Mi querida sobriedad
Isabel Pomares

La señora María, de piel muy blanca y melena recogida en un moño, era muy paciente con su marido, tierna con sus hijos y cuidadosa con la casa. Eran tiempos difíciles donde todo estaba sujeto a la sobriedad. Había que actuar con moderación ante la sociedad de aquella época. Se presagiaba un futuro algo incierto y oscuro. La palabra “guerra” se oía a lo lejos, quizás se prepararía algún asunto maquiavélico en los sótanos de algún que otro alto mando militar.

La señora María, como todos los días, se acercaba al mercado a por alimentos, y traía lo justo para dar de comer a su familia –en total eran cuatro miembros, el matrimonio y dos hijas- el día a día. Su marido el señor Sebastián era un simple obrero, iba de oficina en oficina ofreciéndose como albañil, y en los ratos libres se iba al campo a recoger alimentos de temporada. Todo por conseguir unos cuantos reales más que llevar a la casa. Las hijas, aún pequeñas –de diez y doce años- iban a una escuela que había creado una congregación de monjitas de la caridad. Al menos podían leer y escribir, algo importante para salir y buscarse la vida de mayores. Era lo que pensaban los padres.

“Qué desgracia haber tenido dos niñas, el futuro se intuye algo complicado para ellas. Si al menos hubieran sido chicos, los trabajos abundarían más para ellos”, pensaba el matrimonio cuando las acostaban. No hablaban, con solo un cruce de miradas ya se entendían. Pero en realidad solo se trataba de un simple pensamiento, pues en el fondo, sus dos hijitas eran lo más hermoso de sus anodinas vidas.

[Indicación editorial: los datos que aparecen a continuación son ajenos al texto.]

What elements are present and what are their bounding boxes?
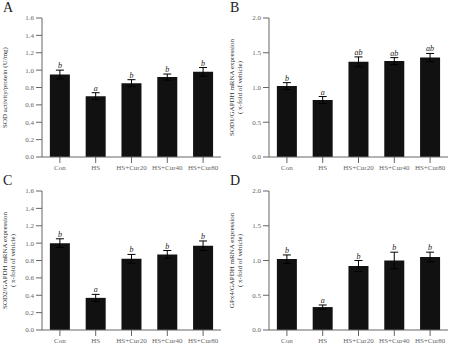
svg-text:Con: Con xyxy=(54,164,66,172)
svg-text:b: b xyxy=(165,65,169,74)
svg-text:SOD2/GAPDH mRNA expression( x-: SOD2/GAPDH mRNA expression( x-fold of ve… xyxy=(8,212,17,309)
svg-text:HS: HS xyxy=(318,164,327,172)
svg-text:0.0: 0.0 xyxy=(252,326,261,334)
svg-text:HS+Cur20: HS+Cur20 xyxy=(343,164,374,172)
svg-text:0.4: 0.4 xyxy=(25,119,34,127)
svg-text:0.4: 0.4 xyxy=(25,292,34,300)
svg-text:HS+Cur40: HS+Cur40 xyxy=(379,164,410,172)
svg-text:Con: Con xyxy=(54,337,66,345)
svg-text:1.4: 1.4 xyxy=(25,205,34,213)
svg-text:a: a xyxy=(321,296,325,305)
svg-text:b: b xyxy=(58,61,62,70)
svg-text:0.5: 0.5 xyxy=(252,292,261,300)
svg-text:HS+Cur40: HS+Cur40 xyxy=(152,164,183,172)
svg-text:1.6: 1.6 xyxy=(25,14,34,22)
svg-text:b: b xyxy=(129,245,133,254)
svg-text:b: b xyxy=(129,71,133,80)
svg-text:0.2: 0.2 xyxy=(25,309,34,317)
svg-text:2.0: 2.0 xyxy=(252,187,261,195)
svg-text:b: b xyxy=(356,252,360,261)
svg-text:0.6: 0.6 xyxy=(25,274,34,282)
svg-text:1.4: 1.4 xyxy=(25,32,34,40)
svg-text:0.5: 0.5 xyxy=(252,119,261,127)
svg-text:0.0: 0.0 xyxy=(252,153,261,161)
svg-text:0.6: 0.6 xyxy=(25,101,34,109)
svg-text:HS+Cur80: HS+Cur80 xyxy=(415,337,446,345)
svg-text:b: b xyxy=(285,246,289,255)
html-text:D: D xyxy=(230,173,241,188)
svg-text:GPx4/GAPDH mRNA expression( x-: GPx4/GAPDH mRNA expression( x-fold of ve… xyxy=(228,212,244,308)
svg-text:2.0: 2.0 xyxy=(252,14,261,22)
svg-text:HS: HS xyxy=(91,337,100,345)
svg-text:0.0: 0.0 xyxy=(25,153,34,161)
svg-text:0.2: 0.2 xyxy=(25,136,34,144)
svg-text:b: b xyxy=(58,230,62,239)
svg-text:0.0: 0.0 xyxy=(25,326,34,334)
svg-text:ab: ab xyxy=(354,48,362,57)
svg-text:1.0: 1.0 xyxy=(25,67,34,75)
svg-text:SOD activity/protein (U/mg): SOD activity/protein (U/mg) xyxy=(8,46,9,128)
svg-text:a: a xyxy=(321,88,325,97)
svg-text:HS+Cur20: HS+Cur20 xyxy=(343,337,374,345)
html-text:A: A xyxy=(3,0,14,15)
svg-text:HS+Cur80: HS+Cur80 xyxy=(188,164,219,172)
svg-text:SOD1/GAPDH mRNA expression( x-: SOD1/GAPDH mRNA expression( x-fold of ve… xyxy=(228,39,244,136)
svg-text:HS+Cur20: HS+Cur20 xyxy=(116,164,147,172)
svg-text:0.8: 0.8 xyxy=(25,84,34,92)
svg-text:HS+Cur20: HS+Cur20 xyxy=(116,337,147,345)
svg-text:1.0: 1.0 xyxy=(252,84,261,92)
svg-text:a: a xyxy=(94,285,98,294)
svg-text:ab: ab xyxy=(390,49,398,58)
svg-text:a: a xyxy=(94,84,98,93)
svg-text:HS+Cur80: HS+Cur80 xyxy=(188,337,219,345)
html-text:B: B xyxy=(230,0,240,15)
svg-text:HS+Cur40: HS+Cur40 xyxy=(379,337,410,345)
svg-text:b: b xyxy=(285,74,289,83)
svg-text:HS+Cur40: HS+Cur40 xyxy=(152,337,183,345)
svg-text:1.5: 1.5 xyxy=(252,49,261,57)
svg-text:1.6: 1.6 xyxy=(25,187,34,195)
svg-text:1.0: 1.0 xyxy=(25,240,34,248)
svg-text:b: b xyxy=(165,242,169,251)
svg-text:Con: Con xyxy=(281,337,293,345)
svg-text:HS: HS xyxy=(91,164,100,172)
svg-text:HS+Cur80: HS+Cur80 xyxy=(415,164,446,172)
html-text:C: C xyxy=(3,173,13,188)
svg-text:b: b xyxy=(392,243,396,252)
svg-text:1.2: 1.2 xyxy=(25,49,34,57)
svg-text:HS: HS xyxy=(318,337,327,345)
svg-text:b: b xyxy=(428,243,432,252)
svg-text:Con: Con xyxy=(281,164,293,172)
svg-text:ab: ab xyxy=(426,44,434,53)
svg-text:0.8: 0.8 xyxy=(25,257,34,265)
svg-text:1.2: 1.2 xyxy=(25,222,34,230)
svg-text:1.0: 1.0 xyxy=(252,257,261,265)
svg-text:b: b xyxy=(201,59,205,68)
svg-text:1.5: 1.5 xyxy=(252,222,261,230)
svg-text:b: b xyxy=(201,232,205,241)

Su rutina era simple y humilde. La vida no les daba para más. Ahí afuera, en la calle se veía todo distinto, y casi desconocido para el matrimonio. Ellos solo conocían la palabra “sobriedad”. Sobriedad y moderación eran vocablos que guiaban su modelo de vida, el comer, el vestir, el hablar, y hasta casi el caminar por las callejuelas empedradas de su barrio. Barrio que estaba lleno de olores y falto de sabores. Con un grisáceo humo que provenía de las casas. Esas cocinas a base de carbón les envolvían en un aroma peculiar de clase baja y mísera.

Sin embargo, la señora María y el señor Sebastián eran felices a su manera, ese ambiente lo conocían de siempre, era normal y fácil de llevarlo sobre sus espaldas. Algunos domingos, cuando hacía sol, agarraban de la mano a sus dos hijas y se dirigían al río. Paso a paso, llegaban a un lugar lleno de naturaleza verde donde pinos y abetos frondosos daban buena sombra durante el paseo. El río no era muy profundo. Poco caudaloso y fácil de atravesar de orilla a orilla. Unas pequeñas cascadas surgían entre roca y roca. Esto divertía a las niñas, que chapoteaban sin descanso.

Los padres las miraban embelesados, sus niñas eran felices y esto les colmaba el alma, aunque los estómagos medio vacíos jugaran con ruidos endiablados. Quizás la vida les había privado de riquezas materiales, de oportunidades con fabulosos trabajos o de enormes casas con las cocinas repletas de viandas, pero en el fondo, esta familia sabía vivir de forma digna y feliz entre los muros húmedos de la sobriedad y bajos los techos de la moderación.